Epigenetic inheritance systems (EIS) are a cornerstone of the EES because they directly contradict the MS tenet of "hard inheritance" (the non-inheritance of acquired traits).

• Inheritance of Acquired Characters (Soft Inheritance): Epigenetic marks are often responsive to the environment (e.g., diet, stress, toxins). When these acquired marks are stably transmitted across generations, they represent an inheritance of a phenotype induced by the environment. This reintroduces a form of "Lamarckian" inheritance—the inheritance of acquired characteristics—which the MS explicitly rejected.

• Increased Variation and Phenotypic Plasticity: Epigenetic mechanisms allow a single genotype to produce a wide array of phenotypes (phenotypic plasticity). Environmentally induced epigenetic changes can provide a new, rapid source of heritable variation that natural selection can act upon, potentially leading to faster adaptation than genetic mutation alone.

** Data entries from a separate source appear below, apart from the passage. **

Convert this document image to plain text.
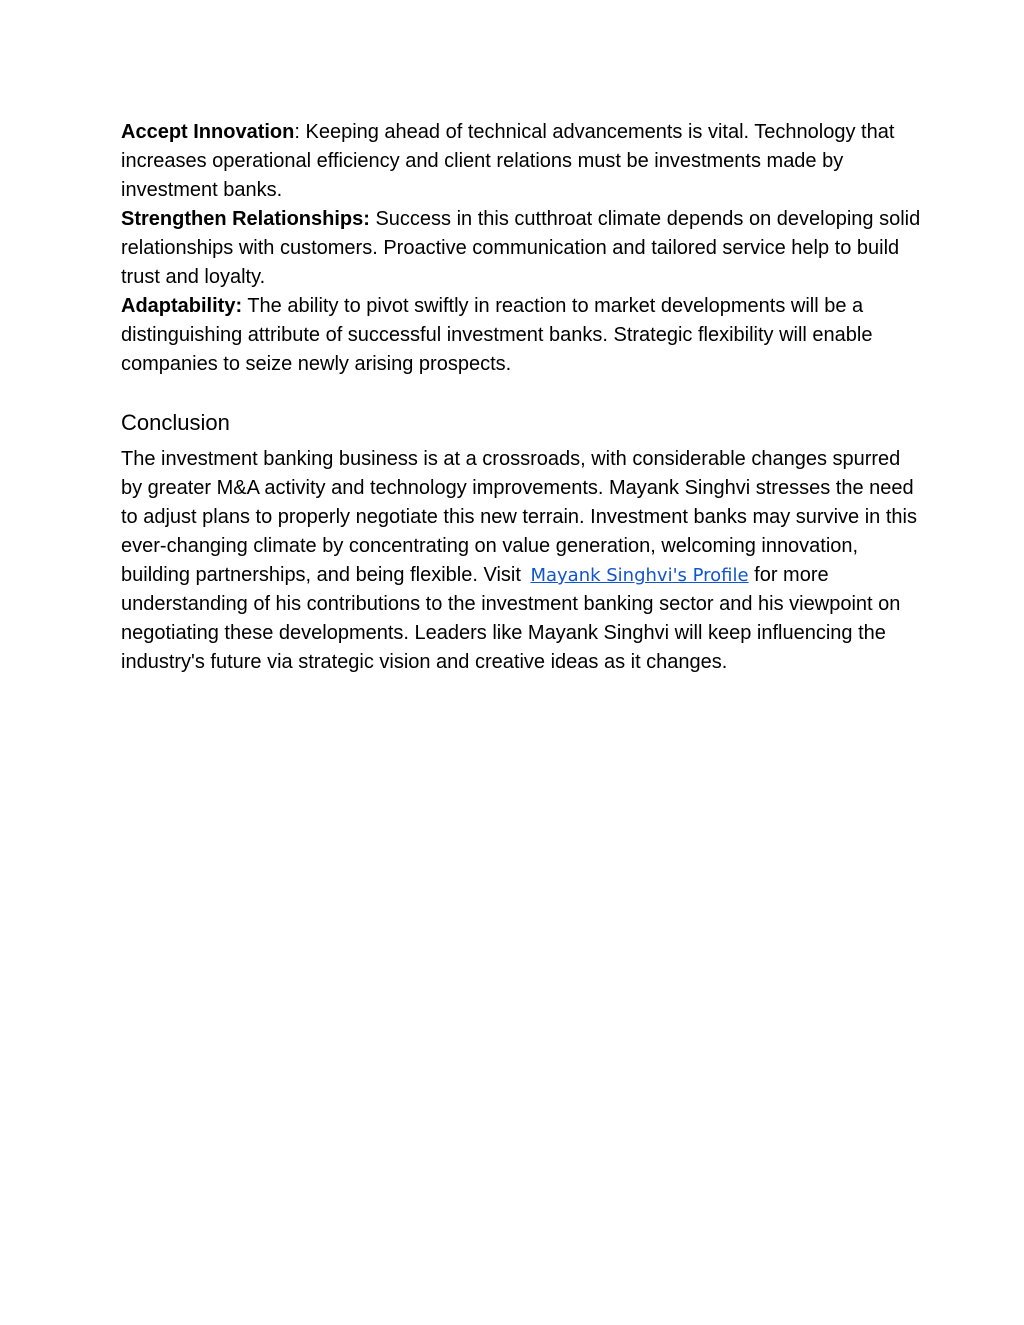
Accept Innovation: Keeping ahead of technical advancements is vital. Technology that increases operational efficiency and client relations must be investments made by investment banks.

Strengthen Relationships: Success in this cutthroat climate depends on developing solid relationships with customers. Proactive communication and tailored service help to build trust and loyalty.

Adaptability: The ability to pivot swiftly in reaction to market developments will be a distinguishing attribute of successful investment banks. Strategic flexibility will enable companies to seize newly arising prospects.

Conclusion

The investment banking business is at a crossroads, with considerable changes spurred by greater M&A activity and technology improvements. Mayank Singhvi stresses the need to adjust plans to properly negotiate this new terrain. Investment banks may survive in this ever-changing climate by concentrating on value generation, welcoming innovation, building partnerships, and being flexible. Visit Mayank Singhvi's Profile for more understanding of his contributions to the investment banking sector and his viewpoint on negotiating these developments. Leaders like Mayank Singhvi will keep influencing the industry's future via strategic vision and creative ideas as it changes.
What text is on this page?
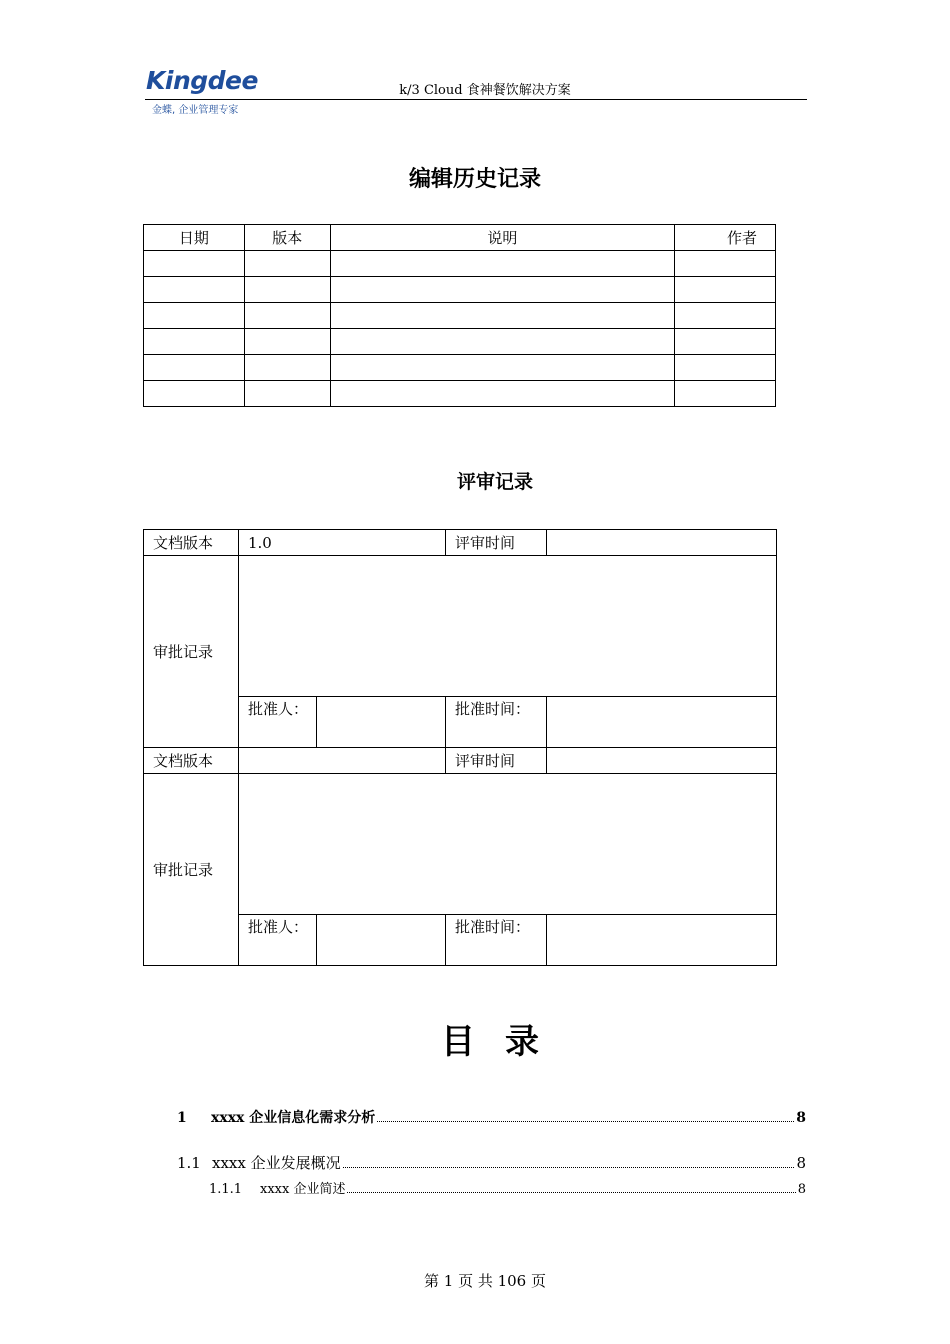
Kingdee
金蝶, 企业管理专家
k/3 Cloud 食神餐饮解决方案
编辑历史记录
日期	版本	说明	作者

评审记录
文档版本	1.0		评审时间	
审批记录				
	批准人：		批准时间：	
文档版本			评审时间	
审批记录				
	批准人：		批准时间：	
目录
1	xxxx 企业信息化需求分析	8
1.1 xxxx 企业发展概况	8
1.1.1	xxxx 企业简述	8
第 1 页 共 106 页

• Non-Random Variation: Unlike random genetic mutations, environmentally induced epigenetic changes are often non-random or directed in that they represent a plastic, regulatory response to a specific environmental challenge. If this response is adaptive and heritable, it suggests that the production of evolutionary variation is not completely blind to its selective value, which challenges another core MS assumption.

Challenges to the Modern Synthesis

The recognition of multiple inheritance systems, especially epigenetic inheritance, presents fundamental conceptual challenges to the Modern Synthesis.

1. The Central Dogma and Causation

The MS primarily envisions a linear, one-way causation from genes to traits to selection. The EES, supported by non-genetic inheritance, proposes reciprocal causation, where the organism and its environment mutually influence each other and the trajectory of evolution:

The existence of EIS and behavioral/cultural inheritance means that the heritable variation subject to selection is not solely determined by the gene pool. It is also shaped by developmental history and organism-environment interactions, pushing evolution beyond a strictly gene-centric view.

2. The Nature of Heredity

The MS narrowly defined heredity as the transmission of genetic information (DNA). The EES proposes an inclusive view of heredity that encompasses any process that causes phenotypic similarity between parents and offspring.

3. Evolutionary Tempo

Genetic change is generally slow. Epigenetic and behavioral inheritance can occur much faster, sometimes within a single generation in response to an environmental cue. This ability for rapid, non-genetic adaptation challenges the MS's strong emphasis on gradualism as the near-exclusive mode of evolutionary change.

In summary, the recognition of diverse inheritance systems forces a re-evaluation of fundamental evolutionary assumptions. The EES  seeks to extend the explanatory framework by acknowledging that variation and heredity are far more complex and interactive than the MS allowed. It moves the focus from a strictly gene-centered view to a framework where the organism's development, its environment, and a wider array of heritable factors play critical, co-directing roles in the evolutionary process.